2026 | Tesis | S2 Ilmu Hubungan Internasional

Penelitian ini menganalisis strategi diplomasi Indonesia dalam menolak penetapan permanen moratorium WTO atas bea masuk transmisi elektronik. Dengan kerangka multi-track diplomacy dan pendekatan kualitatif, data diperoleh dari wawancara mendalam dengan pejabat kementerian teknis, think tanks, dan asosiasi bisnis, serta analisis dokumen kebijakan.

 

Indonesia menerapkan strategi diplomasi multijalur terintegrasi yang terdiri dari lima pilar. Pertama, harmonisasi regulasi domestik yang berhasil mengimplementasikan pengenaan bea masuk atas barang digital secara operasional. Kedua, mobilisasi basis epistemik melalui lembaga think thanks membangun narasi kuantitatif tentang dampak asimetris moratorium. Ketiga, aktivasi asosiasi bisnis lokal mendukung perlindungan industri digital. Keempat, kepemimpinan koalisi yang menghasilkan perubahan keputusan WTO. Kelima, reframing isu dari perdebatan teknis menjadi narasi moral tentang keadilan dan kedaulatan ekonomi digital.

 

Strategi Indonesia yang proaktif mengubah dinamika negosiasi melalui politisasi isu. Perpanjangan sementara hingga 2026 merupakan jeda strategis untuk memperkuat regulasi domestik dan membangun momentum koalisi menjelang negosiasi final. Penelitian ini berkontribusi pada pemahaman bagaimana negara berkembang dapat melindungi kepentingan nasional dalam tata kelola perdagangan digital global melalui strategi diplomasi dan koalisi strategis.

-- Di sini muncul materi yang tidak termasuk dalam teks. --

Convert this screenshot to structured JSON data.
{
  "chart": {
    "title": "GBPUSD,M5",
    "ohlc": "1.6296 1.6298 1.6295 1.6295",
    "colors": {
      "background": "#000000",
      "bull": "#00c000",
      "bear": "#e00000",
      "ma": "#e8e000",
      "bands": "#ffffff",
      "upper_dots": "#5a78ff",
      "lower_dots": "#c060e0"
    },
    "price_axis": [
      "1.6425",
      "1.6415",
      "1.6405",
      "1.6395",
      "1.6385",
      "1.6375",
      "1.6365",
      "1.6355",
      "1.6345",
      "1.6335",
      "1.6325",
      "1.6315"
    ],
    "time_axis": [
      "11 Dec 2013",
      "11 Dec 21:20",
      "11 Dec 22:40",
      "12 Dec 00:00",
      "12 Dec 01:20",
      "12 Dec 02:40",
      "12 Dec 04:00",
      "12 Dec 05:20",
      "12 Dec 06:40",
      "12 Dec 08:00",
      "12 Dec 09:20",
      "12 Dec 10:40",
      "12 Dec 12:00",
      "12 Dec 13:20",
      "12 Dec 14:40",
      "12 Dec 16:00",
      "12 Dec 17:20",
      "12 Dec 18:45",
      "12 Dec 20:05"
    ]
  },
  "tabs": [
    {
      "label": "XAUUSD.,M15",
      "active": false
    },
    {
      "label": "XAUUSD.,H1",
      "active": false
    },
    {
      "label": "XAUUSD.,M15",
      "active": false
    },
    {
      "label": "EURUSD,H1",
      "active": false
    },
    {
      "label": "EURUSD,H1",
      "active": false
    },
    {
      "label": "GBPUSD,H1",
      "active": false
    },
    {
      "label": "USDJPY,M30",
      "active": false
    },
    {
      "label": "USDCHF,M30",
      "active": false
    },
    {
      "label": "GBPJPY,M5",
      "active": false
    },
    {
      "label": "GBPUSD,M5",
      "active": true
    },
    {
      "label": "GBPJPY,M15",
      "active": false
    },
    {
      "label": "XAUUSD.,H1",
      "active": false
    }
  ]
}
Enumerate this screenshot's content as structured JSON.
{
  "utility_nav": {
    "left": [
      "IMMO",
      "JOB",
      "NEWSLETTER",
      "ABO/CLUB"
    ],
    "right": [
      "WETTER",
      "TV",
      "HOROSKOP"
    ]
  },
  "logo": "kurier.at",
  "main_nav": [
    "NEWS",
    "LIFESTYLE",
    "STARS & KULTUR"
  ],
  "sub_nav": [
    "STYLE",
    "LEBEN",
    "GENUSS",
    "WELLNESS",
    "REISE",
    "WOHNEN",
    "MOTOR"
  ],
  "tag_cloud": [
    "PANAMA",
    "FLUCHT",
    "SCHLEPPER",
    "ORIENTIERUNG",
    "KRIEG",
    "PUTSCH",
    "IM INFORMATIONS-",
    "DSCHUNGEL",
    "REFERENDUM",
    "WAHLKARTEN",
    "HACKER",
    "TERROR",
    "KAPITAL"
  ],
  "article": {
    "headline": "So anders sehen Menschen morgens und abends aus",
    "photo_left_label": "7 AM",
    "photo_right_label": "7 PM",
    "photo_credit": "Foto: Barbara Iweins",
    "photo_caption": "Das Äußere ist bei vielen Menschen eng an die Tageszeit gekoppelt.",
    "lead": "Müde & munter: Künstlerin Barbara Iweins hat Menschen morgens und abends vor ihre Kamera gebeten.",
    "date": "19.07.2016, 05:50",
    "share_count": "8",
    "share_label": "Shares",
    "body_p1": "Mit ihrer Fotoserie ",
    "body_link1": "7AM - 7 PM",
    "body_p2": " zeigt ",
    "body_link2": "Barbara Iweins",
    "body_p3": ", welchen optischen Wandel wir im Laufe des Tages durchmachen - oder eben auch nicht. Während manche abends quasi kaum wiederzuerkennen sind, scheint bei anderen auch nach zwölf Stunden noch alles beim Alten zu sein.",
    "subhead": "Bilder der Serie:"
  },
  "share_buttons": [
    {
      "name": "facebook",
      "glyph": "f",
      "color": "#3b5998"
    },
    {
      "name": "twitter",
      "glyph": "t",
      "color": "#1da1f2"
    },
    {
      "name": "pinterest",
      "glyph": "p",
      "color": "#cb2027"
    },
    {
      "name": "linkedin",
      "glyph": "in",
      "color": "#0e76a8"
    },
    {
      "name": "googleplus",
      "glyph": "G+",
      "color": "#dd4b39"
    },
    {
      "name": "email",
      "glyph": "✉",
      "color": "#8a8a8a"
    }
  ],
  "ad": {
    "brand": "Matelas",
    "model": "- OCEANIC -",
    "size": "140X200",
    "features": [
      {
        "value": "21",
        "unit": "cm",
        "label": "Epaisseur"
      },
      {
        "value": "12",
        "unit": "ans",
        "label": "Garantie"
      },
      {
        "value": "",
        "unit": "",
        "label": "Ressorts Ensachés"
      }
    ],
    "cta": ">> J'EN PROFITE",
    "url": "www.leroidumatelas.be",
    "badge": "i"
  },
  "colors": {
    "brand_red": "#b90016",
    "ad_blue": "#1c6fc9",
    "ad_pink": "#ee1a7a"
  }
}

This research analyses Indonesia's diplomatic strategy in opposing the permanent establishment of the WTO moratorium on customs duties on electronic transmissions. Using a multi-track diplomacy framework and qualitative approach, data were obtained through in-depth interviews with officials from technical ministries, think tanks, and business associations, as well as analysis of policy documents.

 

Indonesia implements an integrated multi-track diplomatic strategy consisting of five pillars. First, harmonization of domestic regulations that successfully implements customs duties on digital goods operationally, making Indonesia the only country to achieve this practically. Second, mobilization of epistemic basis through think tank institutions builds quantitative narratives about the asymmetric impact of the moratorium on developing countries' revenues and risks to local digital industry competitiveness. Third, activation of local business associations supports protection of the digital industry. Fourth, coalition leadership produces changes in WTO decisions. Fifth, reframing the issue from technical debate into a moral narrative about justice and digital economic sovereignty.

 

Indonesia's proactive strategy transforms negotiation dynamics through issue politicization. The temporary extension until 2026 represents a strategic interim to strengthen domestic regulations and build coalition momentum toward final negotiations. This research contributes to understanding how developing countries can protect national interests in global digital trade governance through diplomatic strategy and strategic coalitions.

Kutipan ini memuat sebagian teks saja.